Fortunately
for all of us, human nature is not fixed but plastic. Every human being is in a
state of becoming, of passing from what he was to what he is to be. And this is
as true of the Christian as of every other person.
The new
birth does not produce the finished product. The new thing that is born of God
is as far from completeness as the new baby born an hour ago. That new human
being, the moment he is born, is placed in the hands of powerful molding forces
that go far to determine whether he shall be an upright citizen or a criminal.
The one hope for him is that he can later choose which forces shall shape him,
and by the exercise of his own power of choice he can place himself in the
right hands. In that sense he shapes himself and is responsible at last for the
outcome.
It is not
otherwise with the Christian. He can fashion himself by placing himself in the
hands first of the supreme Artist, God, and then by subjecting himself to such
holy influences and such formative powers as shall make him into a man of God.
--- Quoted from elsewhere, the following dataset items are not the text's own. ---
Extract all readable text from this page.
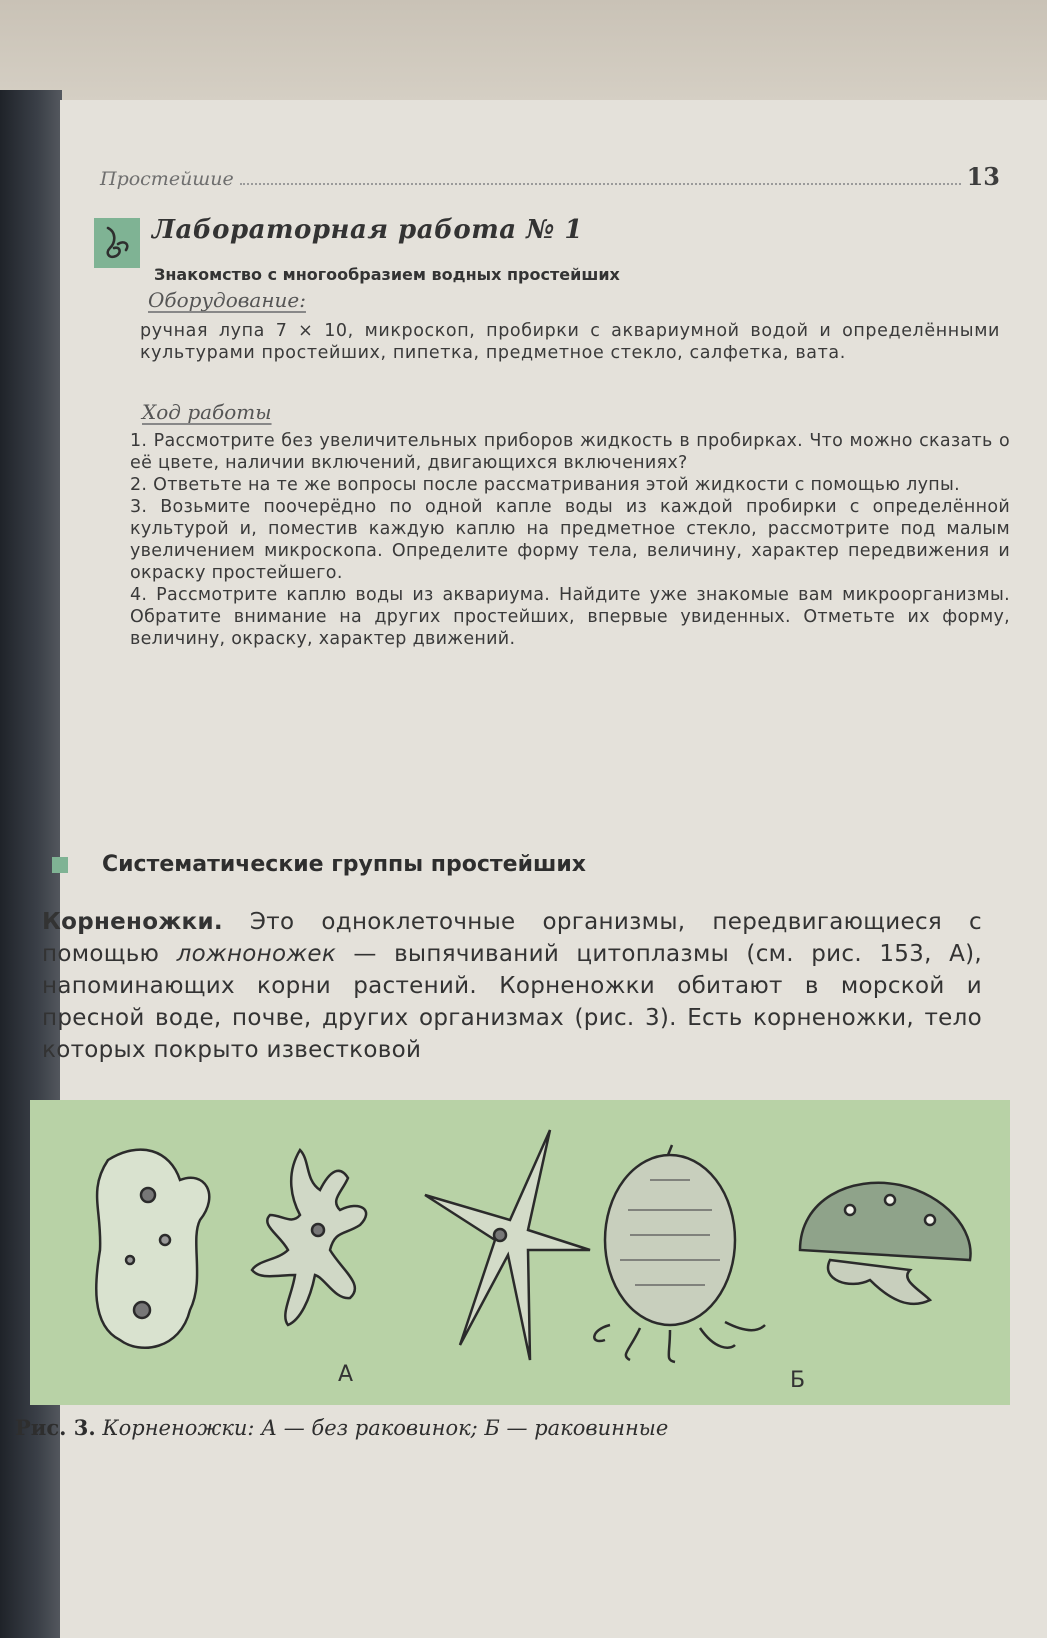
Простейшие	13
Лабораторная работа № 1
Знакомство с многообразием водных простейших
Оборудование:
ручная лупа 7 × 10, микроскоп, пробирки с аквариумной водой и определёнными культурами простейших, пипетка, предметное стекло, салфетка, вата.
Ход работы

1. Рассмотрите без увеличительных приборов жидкость в пробирках. Что можно сказать о её цвете, наличии включений, двигающихся включениях?

2. Ответьте на те же вопросы после рассматривания этой жидкости с помощью лупы.

3. Возьмите поочерёдно по одной капле воды из каждой пробирки с определённой культурой и, поместив каждую каплю на предметное стекло, рассмотрите под малым увеличением микроскопа. Определите форму тела, величину, характер передвижения и окраску простейшего.

4. Рассмотрите каплю воды из аквариума. Найдите уже знакомые вам микроорганизмы. Обратите внимание на других простейших, впервые увиденных. Отметьте их форму, величину, окраску, характер движений.

Систематические группы простейших
Корненожки. Это одноклеточные организмы, передвигающиеся с помощью ложноножек — выпячиваний цитоплазмы (см. рис. 153, А), напоминающих корни растений. Корненожки обитают в морской и пресной воде, почве, других организмах (рис. 3). Есть корненожки, тело которых покрыто известковой
А	Б
Рис. 3. Корненожки: А — без раковинок; Б — раковинные
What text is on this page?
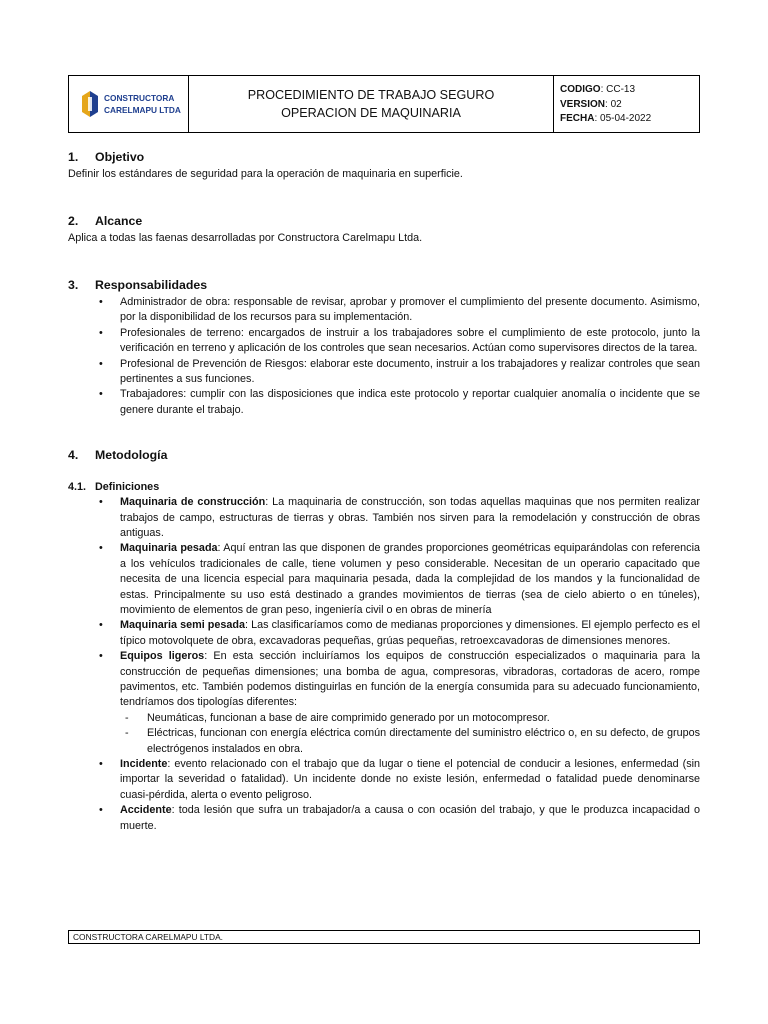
CONSTRUCTORA
CARELMAPU LTDA
PROCEDIMIENTO DE TRABAJO SEGURO
OPERACION DE MAQUINARIA
CODIGO: CC-13
VERSION: 02
FECHA: 05-04-2022
1.	Objetivo

Definir los estándares de seguridad para la operación de maquinaria en superficie.

2.	Alcance

Aplica a todas las faenas desarrolladas por Constructora Carelmapu Ltda.

3.	Responsabilidades
• Administrador de obra: responsable de revisar, aprobar y promover el cumplimiento del presente documento. Asimismo, por la disponibilidad de los recursos para su implementación.
• Profesionales de terreno: encargados de instruir a los trabajadores sobre el cumplimiento de este protocolo, junto la verificación en terreno y aplicación de los controles que sean necesarios. Actúan como supervisores directos de la tarea.
• Profesional de Prevención de Riesgos: elaborar este documento, instruir a los trabajadores y realizar controles que sean pertinentes a sus funciones.
• Trabajadores: cumplir con las disposiciones que indica este protocolo y reportar cualquier anomalía o incidente que se genere durante el trabajo.
4.	Metodología
4.1. Definiciones
• Maquinaria de construcción: La maquinaria de construcción, son todas aquellas maquinas que nos permiten realizar trabajos de campo, estructuras de tierras y obras. También nos sirven para la remodelación y construcción de obras antiguas.
• Maquinaria pesada: Aquí entran las que disponen de grandes proporciones geométricas equiparándolas con referencia a los vehículos tradicionales de calle, tiene volumen y peso considerable. Necesitan de un operario capacitado que necesita de una licencia especial para maquinaria pesada, dada la complejidad de los mandos y la funcionalidad de estas. Principalmente su uso está destinado a grandes movimientos de tierras (sea de cielo abierto o en túneles), movimiento de elementos de gran peso, ingeniería civil o en obras de minería
• Maquinaria semi pesada: Las clasificaríamos como de medianas proporciones y dimensiones. El ejemplo perfecto es el típico motovolquete de obra, excavadoras pequeñas, grúas pequeñas, retroexcavadoras de dimensiones menores.
• Equipos ligeros: En esta sección incluiríamos los equipos de construcción especializados o maquinaria para la construcción de pequeñas dimensiones; una bomba de agua, compresoras, vibradoras, cortadoras de acero, rompe pavimentos, etc. También podemos distinguirlas en función de la energía consumida para su adecuado funcionamiento, tendríamos dos tipologías diferentes:
- Neumáticas, funcionan a base de aire comprimido generado por un motocompresor.
- Eléctricas, funcionan con energía eléctrica común directamente del suministro eléctrico o, en su defecto, de grupos electrógenos instalados en obra.
• Incidente: evento relacionado con el trabajo que da lugar o tiene el potencial de conducir a lesiones, enfermedad (sin importar la severidad o fatalidad). Un incidente donde no existe lesión, enfermedad o fatalidad puede denominarse cuasi-pérdida, alerta o evento peligroso.
• Accidente: toda lesión que sufra un trabajador/a a causa o con ocasión del trabajo, y que le produzca incapacidad o muerte.
CONSTRUCTORA CARELMAPU LTDA.
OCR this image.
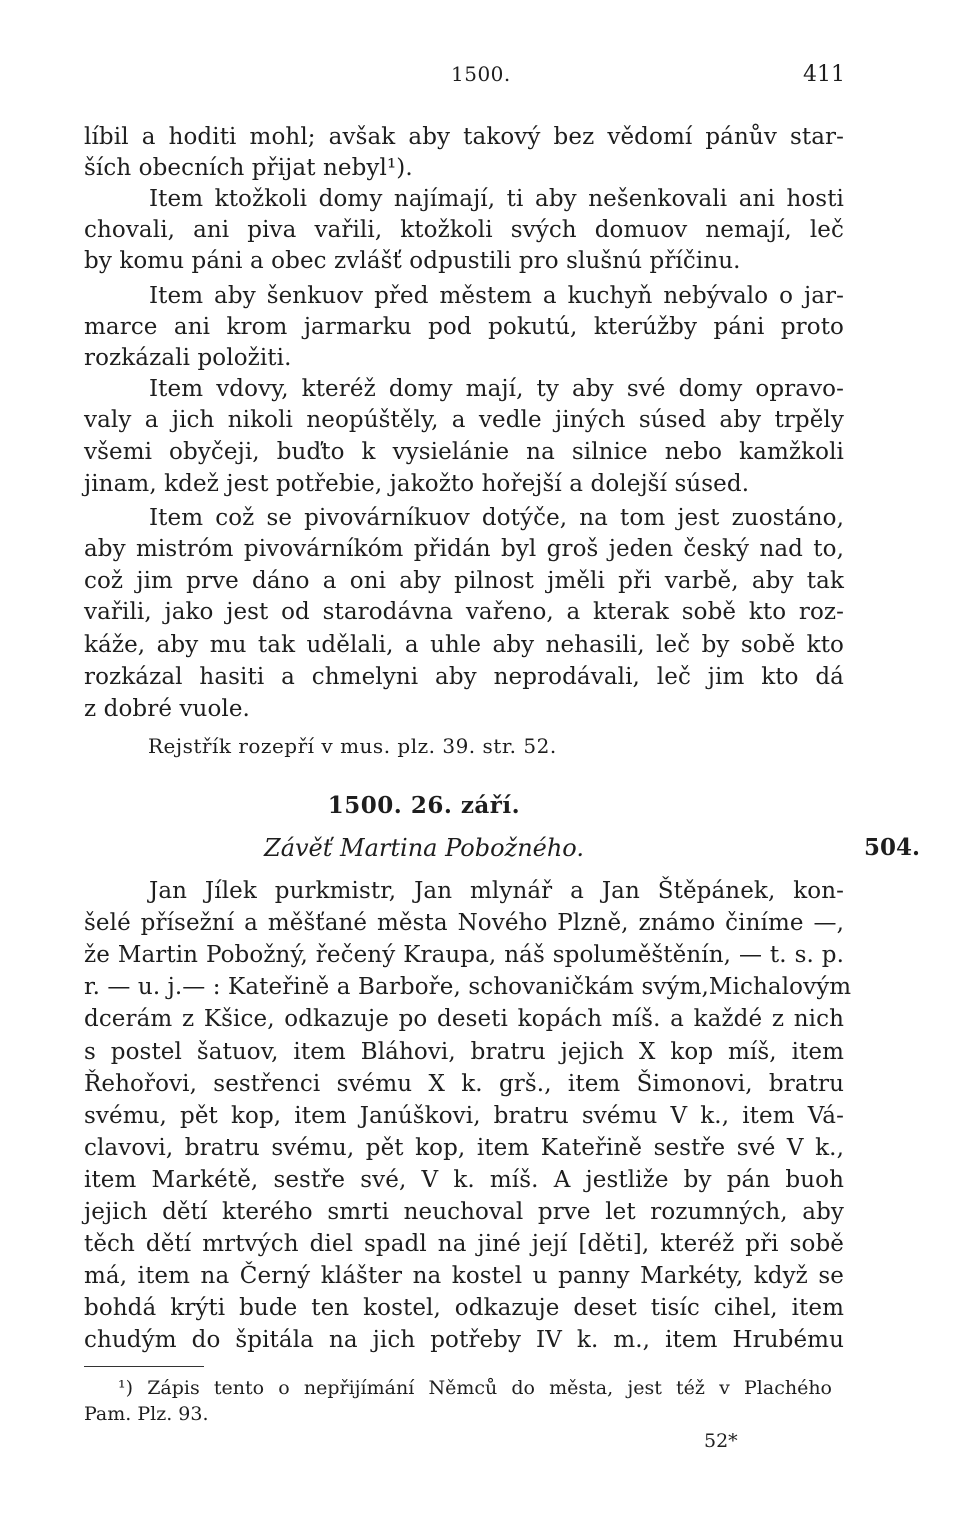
1500.	411
líbil a hoditi mohl; avšak aby takový bez vědomí pánův star-
ších obecních přijat nebyl¹).
Item ktožkoli domy najímají, ti aby nešenkovali ani hosti
chovali, ani piva vařili, ktožkoli svých domuov nemají, leč
by komu páni a obec zvlášť odpustili pro slušnú příčinu.
Item aby šenkuov před městem a kuchyň nebývalo o jar-
marce ani krom jarmarku pod pokutú, kterúžby páni proto
rozkázali položiti.
Item vdovy, kteréž domy mají, ty aby své domy opravo-
valy a jich nikoli neopúštěly, a vedle jiných súsed aby trpěly
všemi obyčeji, buďto k vysielánie na silnice nebo kamžkoli
jinam, kdež jest potřebie, jakožto hořejší a dolejší súsed.
Item což se pivovárníkuov dotýče, na tom jest zuostáno,
aby mistróm pivovárníkóm přidán byl groš jeden český nad to,
což jim prve dáno a oni aby pilnost jměli při varbě, aby tak
vařili, jako jest od starodávna vařeno, a kterak sobě kto roz-
káže, aby mu tak udělali, a uhle aby nehasili, leč by sobě kto
rozkázal hasiti a chmelyni aby neprodávali, leč jim kto dá
z dobré vuole.
Rejstřík rozepří v mus. plz. 39. str. 52.
1500. 26. září.
Závěť Martina Pobožného.	504.
Jan Jílek purkmistr, Jan mlynář a Jan Štěpánek, kon-
šelé přísežní a měšťané města Nového Plzně, známo činíme —,
že Martin Pobožný, řečený Kraupa, náš spoluměštěnín, — t. s. p.
r. — u. j.— : Kateřině a Barboře, schovaničkám svým,Michalovým
dcerám z Kšice, odkazuje po deseti kopách míš. a každé z nich
s postel šatuov, item Bláhovi, bratru jejich X kop míš, item
Řehořovi, sestřenci svému X k. grš., item Šimonovi, bratru
svému, pět kop, item Janúškovi, bratru svému V k., item Vá-
clavovi, bratru svému, pět kop, item Kateřině sestře své V k.,
item Markétě, sestře své, V k. míš. A jestliže by pán buoh
jejich dětí kterého smrti neuchoval prve let rozumných, aby
těch dětí mrtvých diel spadl na jiné její [děti], kteréž při sobě
má, item na Černý klášter na kostel u panny Markéty, když se
bohdá krýti bude ten kostel, odkazuje deset tisíc cihel, item
chudým do špitála na jich potřeby IV k. m., item Hrubému
¹) Zápis tento o nepřijímání Němců do města, jest též v Plachého
Pam. Plz. 93.
52*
Or he may foolishly trust himself to unworthy hands and become at last a
misshapen and inartistic vessel, of little use to mankind and a poor example of
the skill of the heavenly Potter.
To any
who might object that we cannot fashion ourselves, that God alone can fashion
us, we offer this explanation: A young man decides he wants the benefits of a
healthy tan. Now, does he tan himself or does the sun tan him? Of course the
answer is that he tans himself by exposing himself to the sun. He has but to
bring himself into contact with the sun's rays and the sun will take care of
the rest.
So we
fashion ourselves by exposing our lives to the molding influences, good or bad,
that lie around us. Let us pull this thought down from the theoretical to the
practical and identify some of the powers that shape us.
FRIENDS.
We are all influenced powerfully by our companions. Even the strongest
characters are shaped by the company they keep. They may flatter themselves
that they, with their dominant personalities, are shaping others and are
uninfluenced by the lives of their friends; but we cannot escape the power of
friendships.
LITERATURE.
What we read with enjoyment does much to decide what we shall be finally. To
lend the mind to the spell of a book is to become clay in the potter's hand. In
our Protestant system no one can decide what we shall read, but what we read
will shape us for good or evil.
MUSIC.
There is about music a subtle charm that no normal person can resist. It works
to condition the mind and prepare it for the reception of ideas, moral and
immoral, which in turn prepare the will to act either in righteousness or in
sin. The notion that music and song are merely for amusement and that their
effects can be laughed off is a deadly error. Actually they exercise a powerful
creative influence over the plastic human soul. And their permanent effects
will be apparent in our growth in grace or in evil.
PLEASURE.
The human constitution is so constructed that it requires a certain amount of
pleasure; it is built for it as a harp is built for music, and remains
incomplete and unfulfilled without it. Sin lies not in receiving pleasure but
in deriving it from wrong objects. A mother tending her baby in a glow of
delight or smiling in death when she hears that her late-born is normal and
will live presents a tender picture of unselfish pleasure. A man at the card
table fascinated by the thrills and perils of gambling is an example of
degraded and demoralizing pleasure. The Christian should look well to his
pleasures for they will ennoble or debase him, and this by a secret law of the
soul from which there is no escape.
AMBITIONS.
The great saints of the world have all been ambitious. They were driven forward
by an inward urge that finally became too much for them. Paul stated his
ambition as being a desire to know Christ and to enter into the fullest meaning
of His death and resurrection, and toward this goal he pressed with everything
that lay in him. By this ambition he was propelled upward to the very peak of
spiritual perfection. Carnal and selfish ambitions, however, have just the
opposite effect. Each one should watch his ambitions, for they will shape him
as an artist shapes the yielding clay.
THOUGHTS.
We Christians need to take into account the tremendous power that lies in
plain, ordinary thinking. We have allowed ourselves to be cheated out of a
precious treasure by the irresponsible babblings of weird occultists and quack
religionists who make too much of the human mind or who misunderstand it
altogether. From them we have turned away, and have turned so far that we
forget that it is still true that a man will finally be what his active
thoughts make him. It is hardly too much to say that no Christian every fell
into sin who did not first allow himself to brood over it with increasing
desire. And every godly soul knows how much spiritual meditations have meant to
the total success of his inward life. "As (a man) thinks in his heart, so
is he."
There are
of course many others, but these are among the major forces that shape our
lives. To sum up, the wise Christian will take advantage of every proper means
of grace and every ennobling and purifying influence that God in His providence
places in his way. Conversely, he will avoid every degrading influence and flee
from those forces that make for evil. He has but to cooperate with God in
embracing the good. God Himself will do the rest.